How exactly do you think AMRN can regain compliance with NASDAQ listing requirements wrt to trading under $1 for a period of time? There is zero indication the market will push the pps above $1, so a RS is close to inevitable - and as I mentioned a RS usually wipes out long time owners, cost basis goes so high. I once owned the shipper DRYS, which did eight ]reverse stock splits between March 2016 and July 2017 (it was a racket run by the DRYS CEO and a VC firm, Kalani Investments to steal the company from investors, to this day still can't believe it was legal, or rather that no one got prosecuted for securities fraud) - before my position was reduced to zero after one of those RS's, my basis had soared to $72k/shr!

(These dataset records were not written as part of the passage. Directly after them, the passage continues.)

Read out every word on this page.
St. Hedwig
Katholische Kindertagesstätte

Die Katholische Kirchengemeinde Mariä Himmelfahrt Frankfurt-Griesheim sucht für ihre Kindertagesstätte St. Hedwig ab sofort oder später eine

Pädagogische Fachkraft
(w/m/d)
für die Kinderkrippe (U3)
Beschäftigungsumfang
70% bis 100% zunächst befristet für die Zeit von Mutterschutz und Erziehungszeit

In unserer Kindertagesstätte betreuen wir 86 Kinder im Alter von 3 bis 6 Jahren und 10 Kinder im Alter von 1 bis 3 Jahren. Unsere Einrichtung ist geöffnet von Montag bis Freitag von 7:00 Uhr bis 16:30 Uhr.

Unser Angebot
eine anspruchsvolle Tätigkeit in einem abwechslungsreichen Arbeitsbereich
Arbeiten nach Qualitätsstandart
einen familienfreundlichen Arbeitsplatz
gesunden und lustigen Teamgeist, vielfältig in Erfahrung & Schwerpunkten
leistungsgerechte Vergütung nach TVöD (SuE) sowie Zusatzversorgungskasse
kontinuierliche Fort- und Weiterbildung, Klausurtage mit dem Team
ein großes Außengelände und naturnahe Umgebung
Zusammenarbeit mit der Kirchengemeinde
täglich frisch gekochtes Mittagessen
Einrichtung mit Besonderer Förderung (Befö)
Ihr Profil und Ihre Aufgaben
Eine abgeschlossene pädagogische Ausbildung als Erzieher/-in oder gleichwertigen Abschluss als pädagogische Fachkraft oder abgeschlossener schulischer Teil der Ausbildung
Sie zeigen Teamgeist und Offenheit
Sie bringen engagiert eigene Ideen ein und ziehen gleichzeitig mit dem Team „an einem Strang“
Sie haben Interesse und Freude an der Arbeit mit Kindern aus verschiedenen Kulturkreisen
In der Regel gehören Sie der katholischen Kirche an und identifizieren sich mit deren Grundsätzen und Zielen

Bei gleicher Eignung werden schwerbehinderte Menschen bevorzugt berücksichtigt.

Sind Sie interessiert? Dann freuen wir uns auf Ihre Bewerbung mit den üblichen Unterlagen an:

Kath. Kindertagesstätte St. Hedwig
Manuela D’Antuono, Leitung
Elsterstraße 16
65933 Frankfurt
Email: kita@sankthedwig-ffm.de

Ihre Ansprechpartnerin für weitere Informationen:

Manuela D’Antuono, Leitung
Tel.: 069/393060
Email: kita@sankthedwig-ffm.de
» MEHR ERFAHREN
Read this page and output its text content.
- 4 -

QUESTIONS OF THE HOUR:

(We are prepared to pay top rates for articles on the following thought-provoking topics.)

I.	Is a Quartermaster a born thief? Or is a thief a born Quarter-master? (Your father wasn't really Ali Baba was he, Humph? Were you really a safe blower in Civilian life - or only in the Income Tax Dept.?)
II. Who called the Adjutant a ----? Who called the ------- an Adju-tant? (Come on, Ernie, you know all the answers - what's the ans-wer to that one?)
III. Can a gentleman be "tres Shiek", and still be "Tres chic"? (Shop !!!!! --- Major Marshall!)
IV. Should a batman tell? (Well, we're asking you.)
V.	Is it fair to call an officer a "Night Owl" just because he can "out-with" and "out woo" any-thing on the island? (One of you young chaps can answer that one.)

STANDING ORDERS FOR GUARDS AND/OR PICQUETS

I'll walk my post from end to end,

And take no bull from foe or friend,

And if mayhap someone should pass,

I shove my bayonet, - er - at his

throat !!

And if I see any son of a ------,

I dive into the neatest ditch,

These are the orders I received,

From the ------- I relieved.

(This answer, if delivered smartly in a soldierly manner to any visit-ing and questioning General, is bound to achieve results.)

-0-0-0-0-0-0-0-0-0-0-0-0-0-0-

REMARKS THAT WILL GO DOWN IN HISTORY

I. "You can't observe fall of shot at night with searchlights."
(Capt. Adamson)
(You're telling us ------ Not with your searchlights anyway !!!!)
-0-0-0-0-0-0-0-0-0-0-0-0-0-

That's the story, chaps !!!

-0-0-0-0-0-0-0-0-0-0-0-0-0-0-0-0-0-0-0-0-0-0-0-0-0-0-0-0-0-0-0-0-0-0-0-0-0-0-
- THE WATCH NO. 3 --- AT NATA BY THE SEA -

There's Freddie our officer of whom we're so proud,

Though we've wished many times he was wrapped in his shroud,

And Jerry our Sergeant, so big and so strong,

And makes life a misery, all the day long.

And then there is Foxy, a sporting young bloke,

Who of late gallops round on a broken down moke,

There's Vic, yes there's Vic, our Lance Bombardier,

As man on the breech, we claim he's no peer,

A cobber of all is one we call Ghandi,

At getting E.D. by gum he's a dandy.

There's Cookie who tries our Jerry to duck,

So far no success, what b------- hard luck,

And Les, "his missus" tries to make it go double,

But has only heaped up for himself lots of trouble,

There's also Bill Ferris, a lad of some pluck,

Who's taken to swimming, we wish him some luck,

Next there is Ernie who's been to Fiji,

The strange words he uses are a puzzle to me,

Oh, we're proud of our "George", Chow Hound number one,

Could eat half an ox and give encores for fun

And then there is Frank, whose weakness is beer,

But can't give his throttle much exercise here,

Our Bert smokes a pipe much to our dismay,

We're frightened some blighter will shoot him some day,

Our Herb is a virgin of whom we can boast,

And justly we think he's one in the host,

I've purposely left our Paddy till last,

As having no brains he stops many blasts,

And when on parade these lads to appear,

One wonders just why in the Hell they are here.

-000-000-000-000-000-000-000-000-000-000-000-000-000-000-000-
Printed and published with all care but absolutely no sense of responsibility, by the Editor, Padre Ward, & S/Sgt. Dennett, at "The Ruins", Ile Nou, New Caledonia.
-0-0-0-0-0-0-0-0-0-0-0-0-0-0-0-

Citigroup probably had the most famous (or infamous) RS of all time - it was widely held and had a huge MC - if you had the misfortune of buying it between 2001 and 2007 around $40-$50 or more you got wiped out - a May 2011 1:10 RS pushed the pps up from $4 to $40, but you now had 1/10th the number of shrs - a $10k investment at $50/shr (200 shrs) turned into 20 shrs at $40/shr worth a piddling $800 today - that other money ($9200) is gone forever - there are very few ARNA's out there that eventually thrived after a RS. I found an old study that tracked stocks with RS's from 1995 to 2011 and it showed only 29% survived at least 5 yrs post-RS, avg. survival time for those that went under was < 3 yrs. But that's ancient data, don't know what the numbers are if you include RS's up to 2022, but I seriously doubt the numbers got any better, probably got worse because SPACs and reverse mergers didn't exist before 2011 - a large number of them are just scams. If you own a stock that undergoes a RS you can pretty much kiss your money goodbye - I have two stocks that had big RS's to stay listed, one was a 1:20 RS, the other a massive 1:400 RS - I'm down 99% in both, should just dump them to clean up my "balance sheet" because neither one is going to survive, one is already just an empty shell company, but I hang onto them as a reminder to never invest more than a few grand in a spec stock.